This week I reread a favourite of mine: Cormac McCarthy’s The Road. The story is simple: a father and his son travel through a post-apocalyptic landscape. Their aim: survive the winter. The danger: other people.
The Road is set in the future, in which the world as we know it is destroyed by a non-specified disaster. Humanity has almost become extinct, nature has suffered irreparable damage, and the remaining people try to stay alive as well as they can. For many that involves cruelty, murder, and even cannibalism, because food has become scarse.
The man and his son, however, are determined to keep “carrying the fire.” They only eat tinned food they find on their way and are able to keep going because of their love for each other. Now, this could have led to a horribly sentimental story. Except that it’s written by Cormac McCarthy. And the author of Blood Meridian and No Country for Old Men, among others, is never sentimental.
What makes this book so powerful, apart from its frightening portrayal of a destroyed world where some remains of civilization still exist, is its style. It’s almost poetic, and it makes it difficult to put the book down. I usually start reading it, thinking I’ll finish it in a week or so, but always end up finishing it in one day. Because once it’s got you, it won’t let you go.
A final reason to read this book: it makes you think. Even though McCarthy does not specify what kind of disaster led to the destruction of the world, the world he describes looks eerily similar to Pripryat, the city which happened to be next to the Chernobyl nuclear plant. And we all know what happened there.
In fact, I stumbled upon this project by photographer Paul Fusco, who almost nine years after the disaster went back to take pictures of the survivors. Many of them suffered from severe health problems. But the most harrowing photos he made show children, many of them born years after the event, who live in almost inhuman conditions. They suffer from cancer, MS, and other diseases. Most of them are grotesquely deformed. Many are mentally disabled. And this is why The Road is such an important book: it shows us that what we take for granted can turn against us, and lead to devastating results.

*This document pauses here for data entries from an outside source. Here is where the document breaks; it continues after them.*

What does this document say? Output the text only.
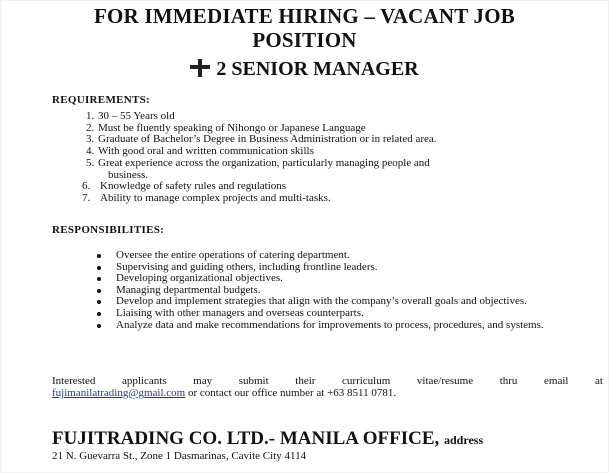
FOR IMMEDIATE HIRING – VACANT JOB
POSITION
2 SENIOR MANAGER
REQUIREMENTS:
1. 30 – 55 Years old
2. Must be fluently speaking of Nihongo or Japanese Language
3. Graduate of Bachelor’s Degree in Business Administration or in related area.
4. With good oral and written communication skills
5. Great experience across the organization, particularly managing people and
business.
6. Knowledge of safety rules and regulations
7. Ability to manage complex projects and multi-tasks.
RESPONSIBILITIES:
Oversee the entire operations of catering department.
Supervising and guiding others, including frontline leaders.
Developing organizational objectives.
Managing departmental budgets.
Develop and implement strategies that align with the company’s overall goals and objectives.
Liaising with other managers and overseas counterparts.
Analyze data and make recommendations for improvements to process, procedures, and systems.
Interested applicants may submit their curriculum vitae/resume thru email at
fujimanilatrading@gmail.com or contact our office number at +63 8511 0781.
FUJITRADING CO. LTD.- MANILA OFFICE, address
21 N. Guevarra St., Zone 1 Dasmarinas, Cavite City 4114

I agree, Coco; ‘The Road’ does have a certain poeticism, and I think that it’s a truly underrated work of fiction (also one of my favourites). I was looking at the Chernobyl photographs just the other day, and it reminded me of the scene in which they recall life after destruction in ‘Hiroshima, Mon Amour’. Have you ever seen it?
Yes, I have. Hiroshima Mon Amour is truly fascinating. I’m quite interested in post-apocalyptic fiction at the moment; not just science fiction but also other works that deal with life after destruction. I actually reread The Road for a conference paper I’m working on, but I’ve collected too much material already, so there might be enough for an article or something. I feel like digging a little deeper.